Meine Langlaufkultur
Mit diesem Rückblick bin ich für meinen Teil Langäufer mit Bärenfellmentalität geworden. Ich meine, die Altvorderen liefen nach Beute, ruhten sich etwa acht Tage aus und genau mit diesem Rhythmus laufe ich seit mehr als 50 Jahren. Übrigens, die Hälfte dieser Zeit auf der ganzen Welt, wo meine beruflich bedingten Reisen es gerade so mit sich brachten, Golf- oder Tennisschläger mochte ich nicht im Reisegepäck haben, abgesehen von der Frage nach Spielplätzen oder Partnern, die bei zu geringer Zeit schwerlich zu finden waren und mir ohnehin zu wenig Spielraum ließ. Das Argument, man könnne über kürzere Frequenzen Kondition aufbauen war und ist für mich nicht relevant.

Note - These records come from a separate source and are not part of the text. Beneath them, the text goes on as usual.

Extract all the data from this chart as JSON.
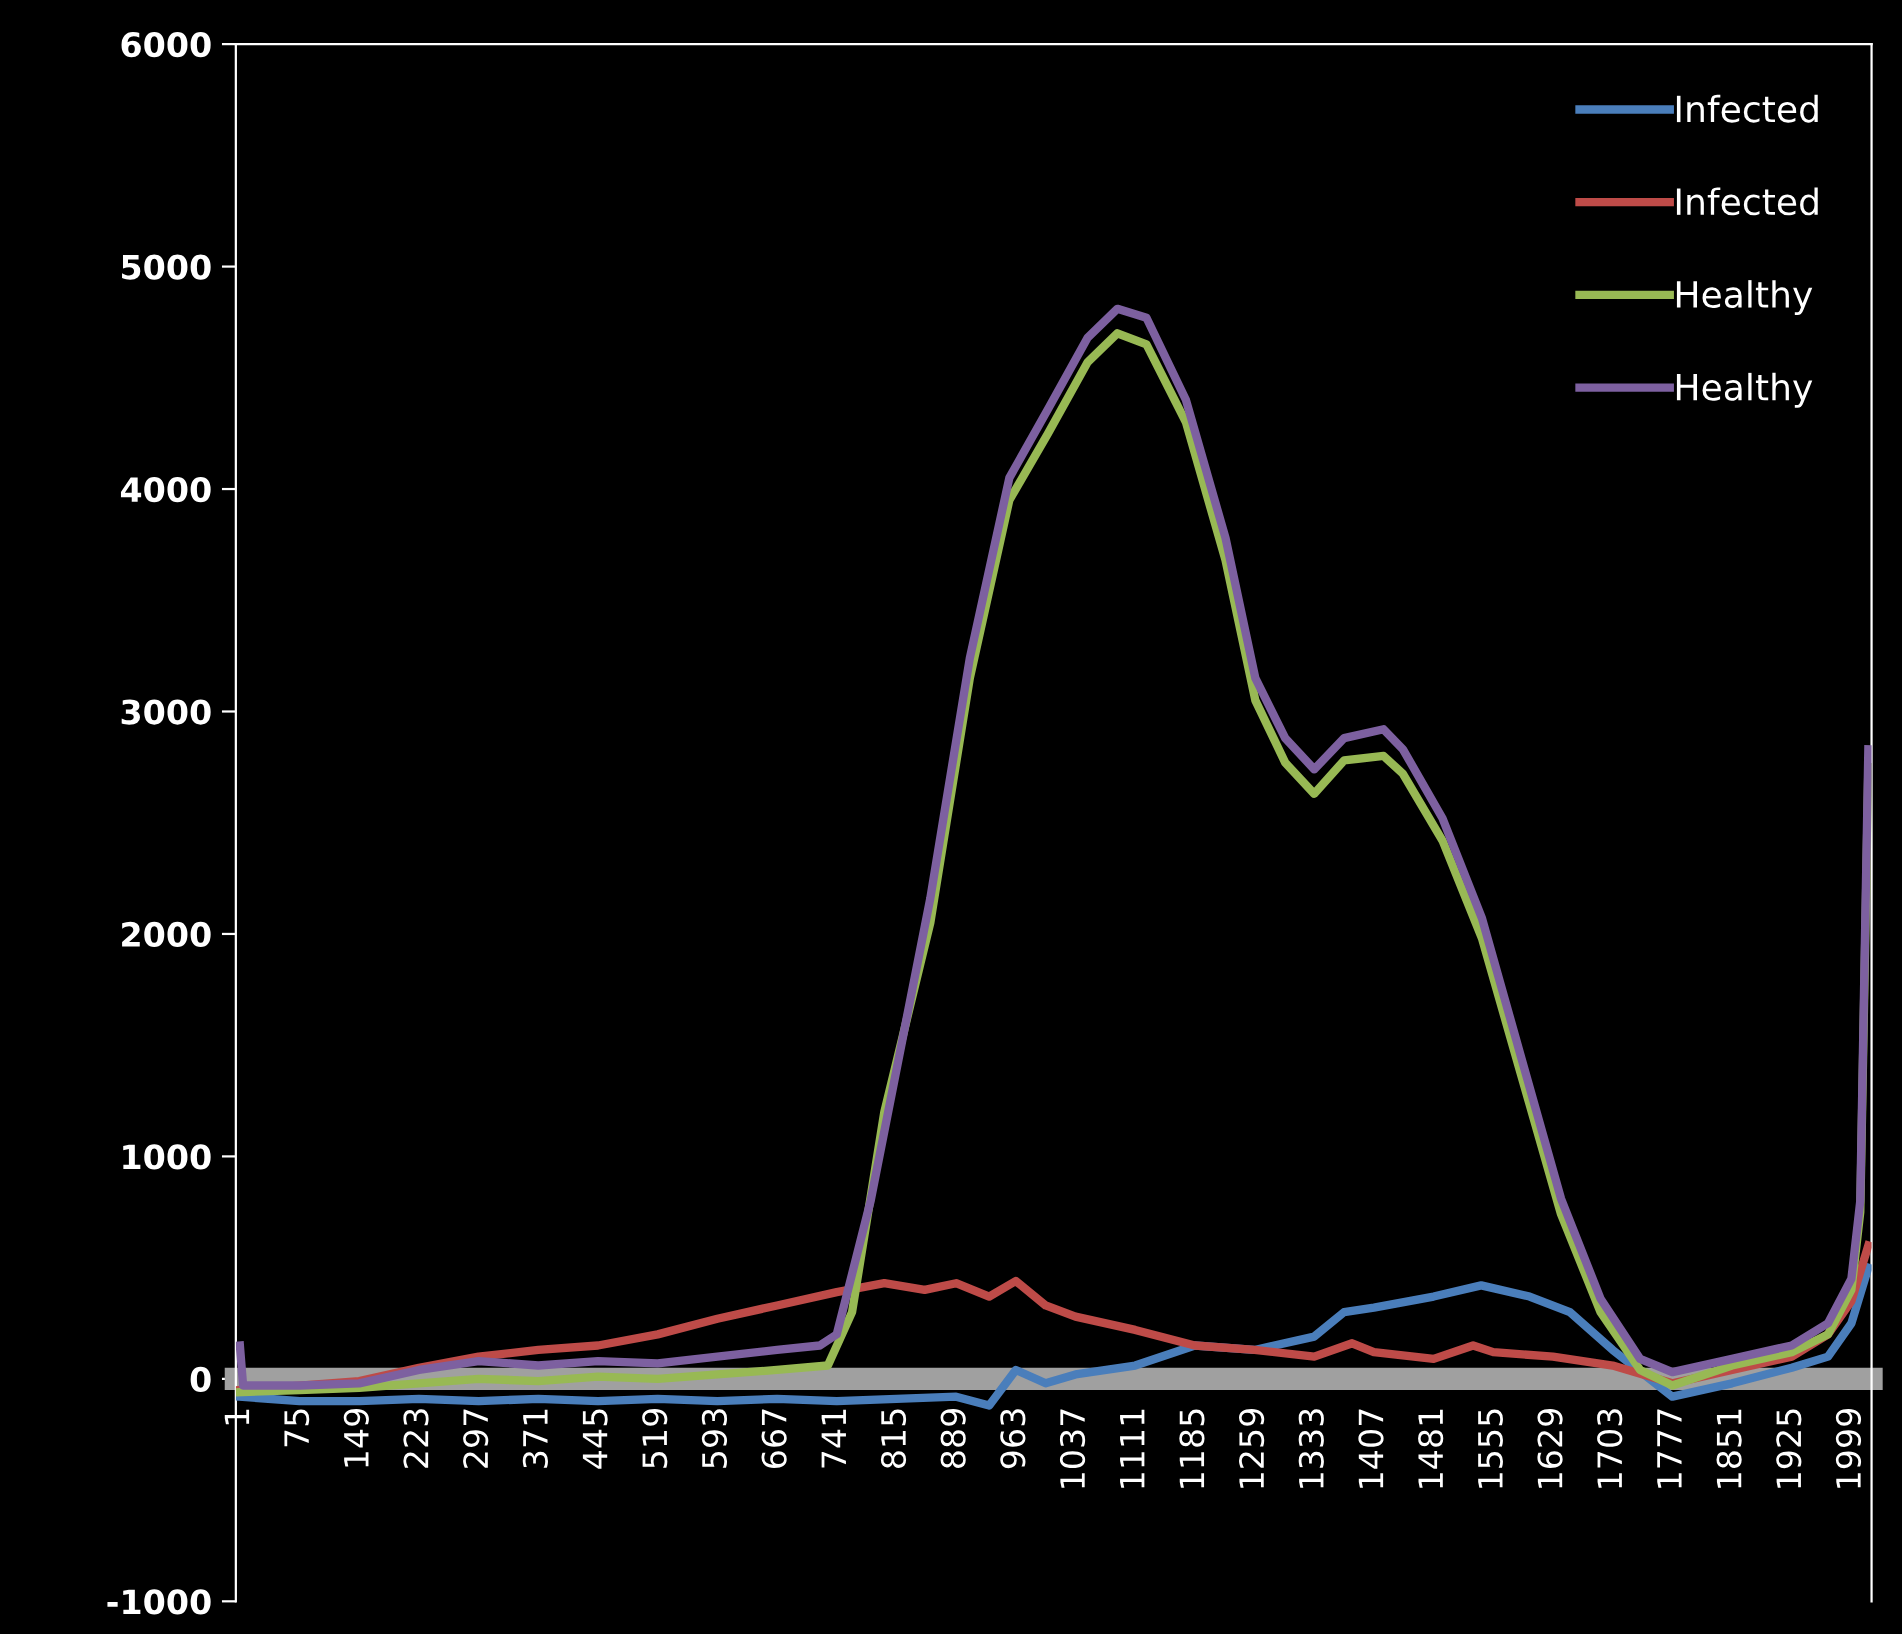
{
  "chart_data": {
    "type": "line",
    "xlim": [
      -4,
      2024
    ],
    "xticks": [
      1,
      75,
      149,
      223,
      297,
      371,
      445,
      519,
      593,
      667,
      741,
      815,
      889,
      963,
      1037,
      1111,
      1185,
      1259,
      1333,
      1407,
      1481,
      1555,
      1629,
      1703,
      1777,
      1851,
      1925,
      1999
    ],
    "ylim": [
      -1000,
      6000
    ],
    "yticks": [
      -1000,
      0,
      1000,
      2000,
      3000,
      4000,
      5000,
      6000
    ],
    "grid": false,
    "legend": "top right",
    "marker": "none",
    "line_style": "solid",
    "series": [
      {
        "name": "Infected",
        "color": "#4a7ebb",
        "x": [
          1,
          75,
          149,
          223,
          297,
          371,
          445,
          519,
          593,
          667,
          741,
          815,
          889,
          930,
          963,
          1000,
          1037,
          1111,
          1185,
          1259,
          1333,
          1370,
          1407,
          1481,
          1540,
          1600,
          1650,
          1703,
          1777,
          1851,
          1925,
          1970,
          1999,
          2020
        ],
        "values": [
          -80,
          -100,
          -100,
          -90,
          -100,
          -90,
          -100,
          -90,
          -100,
          -90,
          -100,
          -90,
          -80,
          -120,
          40,
          -20,
          20,
          60,
          150,
          130,
          190,
          300,
          320,
          370,
          420,
          370,
          300,
          130,
          -80,
          -20,
          50,
          100,
          250,
          500
        ]
      },
      {
        "name": "Infected",
        "color": "#be4b48",
        "x": [
          1,
          75,
          149,
          223,
          297,
          371,
          445,
          519,
          593,
          667,
          741,
          800,
          850,
          889,
          930,
          963,
          1000,
          1037,
          1111,
          1185,
          1259,
          1333,
          1380,
          1407,
          1481,
          1530,
          1555,
          1629,
          1703,
          1777,
          1851,
          1925,
          1970,
          1999,
          2020
        ],
        "values": [
          -50,
          -30,
          -10,
          50,
          100,
          130,
          150,
          200,
          270,
          330,
          390,
          430,
          400,
          430,
          370,
          440,
          330,
          280,
          220,
          150,
          130,
          100,
          160,
          120,
          90,
          150,
          120,
          100,
          60,
          -20,
          40,
          100,
          200,
          350,
          600
        ]
      },
      {
        "name": "Healthy",
        "color": "#98b954",
        "x": [
          1,
          75,
          149,
          223,
          297,
          371,
          445,
          519,
          593,
          667,
          730,
          760,
          800,
          857,
          906,
          955,
          1003,
          1052,
          1089,
          1125,
          1174,
          1223,
          1260,
          1297,
          1333,
          1370,
          1419,
          1443,
          1492,
          1541,
          1590,
          1639,
          1688,
          1737,
          1777,
          1851,
          1925,
          1970,
          1999,
          2010,
          2020
        ],
        "values": [
          -60,
          -50,
          -40,
          -20,
          0,
          -10,
          10,
          0,
          20,
          40,
          60,
          300,
          1200,
          2050,
          3150,
          3950,
          4250,
          4570,
          4700,
          4650,
          4300,
          3680,
          3050,
          2770,
          2630,
          2780,
          2800,
          2720,
          2420,
          1980,
          1360,
          740,
          300,
          40,
          -30,
          60,
          120,
          200,
          400,
          750,
          2750
        ]
      },
      {
        "name": "Healthy",
        "color": "#7d60a0",
        "x": [
          1,
          5,
          20,
          75,
          149,
          223,
          297,
          371,
          445,
          519,
          593,
          667,
          720,
          741,
          783,
          857,
          906,
          955,
          1003,
          1052,
          1089,
          1125,
          1174,
          1223,
          1260,
          1297,
          1333,
          1370,
          1419,
          1443,
          1492,
          1541,
          1590,
          1639,
          1688,
          1737,
          1777,
          1851,
          1925,
          1970,
          1999,
          2010,
          2020
        ],
        "values": [
          150,
          -30,
          -30,
          -30,
          -20,
          40,
          80,
          60,
          80,
          70,
          100,
          130,
          150,
          200,
          800,
          2160,
          3240,
          4050,
          4360,
          4680,
          4810,
          4770,
          4400,
          3780,
          3150,
          2880,
          2740,
          2880,
          2920,
          2830,
          2520,
          2070,
          1440,
          810,
          360,
          90,
          30,
          90,
          150,
          250,
          450,
          800,
          2830
        ]
      }
    ]
  }
}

Ich messe meine Läufe nicht über Leistung oder mich nicht mit anderen, laufe gerne alleine, trabe eher wie ein Ackerpferd, jedoch nicht mit Hacken- sondern Ballenantritt, was sich über die vielen Jahre einfach so herausgebildet hat. Also bin ich doch ein Stück weit eine Mischung zwischen Acker- und Rennpferd, zumindest den Antritt nach.
Zum Beute machen bedeutete zeitiges Aufbrechen,
bei Sonnenaufgang unterwegs zu sein eine Steigerung des Jagd- Glücks.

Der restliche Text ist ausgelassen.